Scendiamo ancora lungo l’Adriatica e una volta arrivati a Porto San Giorgio percorriamo una ripida salita che ci porta a Fermo. Alla fine degli anni ’90 la Fermana ha toccato l’apice della sua storia approdando addirittura in B. Ho affrontato i canarini in C, e devo ammettere che il calore del Recchioni mette la carica ai giocatori di casa e desta una certa apprensione negli avversari.

Proseguendo verso sud siamo quasi giunti a San Benedetto del Tronto. Nella riviera delle palme dovevo andare a giocare dopo il mio primo anno a Pesaro; mi aveva chiamato mister Giovanni Mei, fanese doc, che avevo avuto come allenatore a Catania e con il quale avevo condiviso gioie  e dolori calcistici quasi romanzeschi. Gianni Mei, un grande uomo; anche se non ci sentiamo e vediamo quasi mai è sempre nel mio cuore e rappresenta un punto di riferimento della mia vita sportiva.
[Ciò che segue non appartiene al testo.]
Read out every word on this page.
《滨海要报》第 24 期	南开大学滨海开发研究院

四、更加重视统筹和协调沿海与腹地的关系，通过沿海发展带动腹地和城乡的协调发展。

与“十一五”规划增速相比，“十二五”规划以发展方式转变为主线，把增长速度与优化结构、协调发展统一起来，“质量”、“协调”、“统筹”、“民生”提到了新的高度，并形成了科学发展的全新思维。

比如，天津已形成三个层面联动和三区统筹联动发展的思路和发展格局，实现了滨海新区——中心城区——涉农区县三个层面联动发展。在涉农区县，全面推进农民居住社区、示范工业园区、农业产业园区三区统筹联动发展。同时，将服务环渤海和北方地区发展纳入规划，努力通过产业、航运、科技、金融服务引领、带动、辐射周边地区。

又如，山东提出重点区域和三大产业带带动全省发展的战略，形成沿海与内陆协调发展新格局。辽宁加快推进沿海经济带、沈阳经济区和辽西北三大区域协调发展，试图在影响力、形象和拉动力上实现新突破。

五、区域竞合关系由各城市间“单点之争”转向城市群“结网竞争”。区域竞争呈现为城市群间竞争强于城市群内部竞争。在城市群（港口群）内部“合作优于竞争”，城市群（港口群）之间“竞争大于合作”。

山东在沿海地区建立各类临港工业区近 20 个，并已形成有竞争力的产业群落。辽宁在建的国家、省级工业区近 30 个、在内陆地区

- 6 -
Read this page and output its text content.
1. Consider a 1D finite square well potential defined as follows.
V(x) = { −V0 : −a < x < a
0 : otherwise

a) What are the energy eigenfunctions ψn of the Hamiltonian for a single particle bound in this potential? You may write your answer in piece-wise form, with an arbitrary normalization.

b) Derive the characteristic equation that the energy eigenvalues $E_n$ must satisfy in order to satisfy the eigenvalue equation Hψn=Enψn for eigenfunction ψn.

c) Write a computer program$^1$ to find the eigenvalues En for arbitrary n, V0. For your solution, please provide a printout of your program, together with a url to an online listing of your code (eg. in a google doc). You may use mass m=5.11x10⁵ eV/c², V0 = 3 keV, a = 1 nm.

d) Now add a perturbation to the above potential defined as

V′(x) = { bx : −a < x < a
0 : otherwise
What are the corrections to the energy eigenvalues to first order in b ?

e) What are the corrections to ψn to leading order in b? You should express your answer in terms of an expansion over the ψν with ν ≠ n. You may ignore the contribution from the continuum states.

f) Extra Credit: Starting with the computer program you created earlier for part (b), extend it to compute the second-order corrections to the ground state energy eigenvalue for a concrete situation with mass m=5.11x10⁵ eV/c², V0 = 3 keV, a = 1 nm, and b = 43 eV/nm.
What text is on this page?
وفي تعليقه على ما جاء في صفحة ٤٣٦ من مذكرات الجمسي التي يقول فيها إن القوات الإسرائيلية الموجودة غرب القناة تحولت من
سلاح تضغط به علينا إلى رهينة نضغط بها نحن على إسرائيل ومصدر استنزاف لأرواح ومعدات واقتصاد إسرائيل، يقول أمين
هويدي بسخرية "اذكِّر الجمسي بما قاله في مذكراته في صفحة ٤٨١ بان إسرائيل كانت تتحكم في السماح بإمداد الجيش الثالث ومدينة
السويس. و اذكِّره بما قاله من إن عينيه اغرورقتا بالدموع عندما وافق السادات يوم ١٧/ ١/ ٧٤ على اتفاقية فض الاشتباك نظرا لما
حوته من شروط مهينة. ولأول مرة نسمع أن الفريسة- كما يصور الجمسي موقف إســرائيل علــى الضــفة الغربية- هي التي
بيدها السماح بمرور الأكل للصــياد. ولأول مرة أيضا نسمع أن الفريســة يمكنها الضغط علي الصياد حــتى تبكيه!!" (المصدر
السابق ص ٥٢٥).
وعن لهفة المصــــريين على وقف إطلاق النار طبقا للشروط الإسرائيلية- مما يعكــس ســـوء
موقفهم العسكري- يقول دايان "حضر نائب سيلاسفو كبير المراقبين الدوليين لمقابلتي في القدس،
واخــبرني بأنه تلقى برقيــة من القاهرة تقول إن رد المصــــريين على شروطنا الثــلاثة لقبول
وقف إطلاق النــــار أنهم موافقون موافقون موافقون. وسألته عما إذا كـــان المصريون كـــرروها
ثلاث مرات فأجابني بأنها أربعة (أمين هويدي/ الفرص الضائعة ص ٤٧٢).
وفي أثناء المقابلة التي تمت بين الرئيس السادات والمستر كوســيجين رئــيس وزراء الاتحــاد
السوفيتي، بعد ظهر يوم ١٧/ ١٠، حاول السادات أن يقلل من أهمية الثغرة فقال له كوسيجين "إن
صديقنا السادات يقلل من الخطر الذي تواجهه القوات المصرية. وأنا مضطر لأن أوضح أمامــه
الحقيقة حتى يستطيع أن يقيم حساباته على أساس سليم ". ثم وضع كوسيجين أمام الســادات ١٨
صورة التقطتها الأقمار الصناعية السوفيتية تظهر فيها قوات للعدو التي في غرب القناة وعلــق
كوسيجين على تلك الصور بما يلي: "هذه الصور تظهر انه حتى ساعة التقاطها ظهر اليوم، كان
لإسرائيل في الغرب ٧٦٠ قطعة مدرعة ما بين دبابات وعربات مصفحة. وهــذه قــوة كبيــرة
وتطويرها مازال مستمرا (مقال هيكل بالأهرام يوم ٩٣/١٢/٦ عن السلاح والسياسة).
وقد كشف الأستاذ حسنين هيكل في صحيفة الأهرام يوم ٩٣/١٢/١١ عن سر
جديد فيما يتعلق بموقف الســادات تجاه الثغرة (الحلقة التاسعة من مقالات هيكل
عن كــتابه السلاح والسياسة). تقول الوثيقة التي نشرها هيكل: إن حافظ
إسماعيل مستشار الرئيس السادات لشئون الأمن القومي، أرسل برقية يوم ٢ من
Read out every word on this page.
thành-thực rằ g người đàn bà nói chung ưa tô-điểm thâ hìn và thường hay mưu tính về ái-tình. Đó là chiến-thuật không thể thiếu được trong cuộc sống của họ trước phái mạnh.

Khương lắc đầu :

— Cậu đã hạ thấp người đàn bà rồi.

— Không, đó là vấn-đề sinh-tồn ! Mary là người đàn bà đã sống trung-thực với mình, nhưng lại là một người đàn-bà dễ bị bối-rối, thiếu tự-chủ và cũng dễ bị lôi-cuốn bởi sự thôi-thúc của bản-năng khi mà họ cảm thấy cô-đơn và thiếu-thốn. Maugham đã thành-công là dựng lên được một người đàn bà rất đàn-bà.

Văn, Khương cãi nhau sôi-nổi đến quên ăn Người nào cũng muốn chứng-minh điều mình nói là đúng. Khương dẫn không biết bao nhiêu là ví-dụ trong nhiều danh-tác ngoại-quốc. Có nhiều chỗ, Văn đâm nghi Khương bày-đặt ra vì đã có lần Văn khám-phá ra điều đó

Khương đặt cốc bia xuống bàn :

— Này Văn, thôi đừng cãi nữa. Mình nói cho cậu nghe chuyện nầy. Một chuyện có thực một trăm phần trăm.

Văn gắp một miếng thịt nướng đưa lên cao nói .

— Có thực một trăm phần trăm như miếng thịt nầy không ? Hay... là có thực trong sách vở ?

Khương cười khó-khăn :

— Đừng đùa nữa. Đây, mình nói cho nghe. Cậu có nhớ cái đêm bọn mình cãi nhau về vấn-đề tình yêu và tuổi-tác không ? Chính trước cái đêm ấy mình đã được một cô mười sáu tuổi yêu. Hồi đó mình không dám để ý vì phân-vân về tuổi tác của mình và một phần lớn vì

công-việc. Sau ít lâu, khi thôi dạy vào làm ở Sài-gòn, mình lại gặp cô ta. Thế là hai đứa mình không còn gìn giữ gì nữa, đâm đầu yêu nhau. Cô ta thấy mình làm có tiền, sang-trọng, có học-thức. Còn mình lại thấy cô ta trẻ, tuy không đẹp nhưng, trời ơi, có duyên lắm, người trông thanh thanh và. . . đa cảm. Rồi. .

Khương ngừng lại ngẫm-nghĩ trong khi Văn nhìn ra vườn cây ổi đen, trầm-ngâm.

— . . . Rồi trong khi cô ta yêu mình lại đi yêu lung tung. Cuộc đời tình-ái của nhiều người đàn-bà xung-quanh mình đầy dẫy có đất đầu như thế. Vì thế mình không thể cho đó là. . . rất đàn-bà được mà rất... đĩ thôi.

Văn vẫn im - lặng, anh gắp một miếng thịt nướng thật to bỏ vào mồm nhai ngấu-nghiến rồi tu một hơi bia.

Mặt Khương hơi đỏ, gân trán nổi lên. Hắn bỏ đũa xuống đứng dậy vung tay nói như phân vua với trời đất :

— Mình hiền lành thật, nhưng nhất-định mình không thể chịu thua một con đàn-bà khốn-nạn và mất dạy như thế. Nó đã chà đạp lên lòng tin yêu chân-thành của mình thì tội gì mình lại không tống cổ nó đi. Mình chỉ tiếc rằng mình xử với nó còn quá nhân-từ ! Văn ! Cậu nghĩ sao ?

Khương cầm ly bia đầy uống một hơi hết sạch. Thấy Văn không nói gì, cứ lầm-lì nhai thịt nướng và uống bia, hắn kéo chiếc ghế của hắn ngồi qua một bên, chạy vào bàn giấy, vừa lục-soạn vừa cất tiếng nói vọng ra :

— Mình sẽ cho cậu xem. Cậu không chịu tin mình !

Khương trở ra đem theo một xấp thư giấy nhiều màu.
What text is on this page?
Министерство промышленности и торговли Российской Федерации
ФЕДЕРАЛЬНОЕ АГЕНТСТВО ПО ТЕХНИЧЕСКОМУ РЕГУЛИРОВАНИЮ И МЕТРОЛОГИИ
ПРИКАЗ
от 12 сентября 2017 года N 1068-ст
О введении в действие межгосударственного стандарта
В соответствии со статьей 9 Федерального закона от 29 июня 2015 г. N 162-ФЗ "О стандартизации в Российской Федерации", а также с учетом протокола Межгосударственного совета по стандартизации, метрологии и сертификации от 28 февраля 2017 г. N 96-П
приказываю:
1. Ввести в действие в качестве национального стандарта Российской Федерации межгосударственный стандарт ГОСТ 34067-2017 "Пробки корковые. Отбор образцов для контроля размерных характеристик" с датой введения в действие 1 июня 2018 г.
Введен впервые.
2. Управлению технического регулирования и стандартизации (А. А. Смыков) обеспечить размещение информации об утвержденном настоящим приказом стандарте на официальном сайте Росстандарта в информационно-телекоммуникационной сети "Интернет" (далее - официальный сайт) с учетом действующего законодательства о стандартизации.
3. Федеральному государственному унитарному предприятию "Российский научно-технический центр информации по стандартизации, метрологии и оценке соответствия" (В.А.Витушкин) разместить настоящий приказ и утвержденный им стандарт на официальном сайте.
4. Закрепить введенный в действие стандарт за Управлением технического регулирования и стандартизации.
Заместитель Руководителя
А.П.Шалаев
Per raccontare la grandezza di questo uomo voglio raccontare un aneddoto.

Mei qualche stagione fa era allenatore in seconda del Parma, in serie A. Una domenica si giocava Novara-Parma e prima che le squadre si trasferissero allo stadio andai con la famiglia all’albergo che ospitava i ducali; volevo salutarlo ma, in cuor mio, non avevo grandi speranze di riuscirci, talmente era blindato quell’hotel, e anche se avessi superato i controlli erano passati 16 anni dall’ultima volta che mi aveva allenato. Qualcuno mi riconobbe, così non fu difficile arrivare alla reception; chiesi di lui e, poco dopo, uscì dalla camera correndomi incontro, mi abbracciò e uscimmo di fuori sul piazzale dove erano assiepati un mare di tifosi.

Volle conoscere mia moglie e i miei figli e, sapendo che ero di Novara, quasi si arrabbiò del fatto che non ero andato a trovarlo la sera prima per stare a cena e trascorrere qualche ora insieme. Addirittura ancora si ricordava di una mia Fiat TIPO alla quale i tifosi del Catania avevano appiccicato gli adesivi del loro club. Grande Mister…grande uomo, anche lui marchigiano. Maria Grazia dice che i marchigiani hanno la memoria degli elefanti, che se ti sei comportato bene con loro, non lo dimenticano, e così se hai fatto loro qualche sgarbo.

Ma torniamo alla Sanbenedettese: per il calore e l’amore che i tifosi provano nei confronti della loro squadra meriterebbe di frequentare i quartieri alti della serie A; purtroppo questo onore non è stato mai contraccambiato da chi è stato al timone della società.

Infine Ascoli. Per un vecchietto come me, dire Ascoli è dire Costantino Rozzi, quel grande uomo che era alla guida della società negli anni ’80 e che aveva portato la squadra in Serie A, facendo indossare la gloriosa casacca bianconera a giocatori fantastici come Giordano, Casagrande e Lorieri. Ad Ascoli ho fatto il CAR del servizio militare, e da giocatore ho affrontato diverse volte i bianconeri. Oltre alle sfide sportive, di questa città ho il bellissimo ricordo della sua splendida piazza, Piazza del Popolo, e della manifestazione storica, la Quintana, che ogni anno sfila lungo le vie del centro e trova la sua massima rappresentazione proprio su quella piazza-salotto: è un evento al quale bisognerebbe assistere almeno una volta nella vita.

 

E’ così terminato il mio viaggio lungo i circa 300 chilometri nelle Marche del pallone e vorrei fare una considerazione finale: posti e persone che una volta conosciuti te ne innamori, ti rimangono dentro come i ricordi di quando si è bambini e prima o poi quei posti e quelle persone le devi rivedere.

Ah!….dimenticavo un’ultima cosa: spero che un giorno gli scarpini da calcio tornino ad essere di colore nero, come lo erano le mitiche, pratiche, inimitabili “Pantofole d’Oro”, prodotte da una storica azienda calzaturiera, guarda caso marchigiana.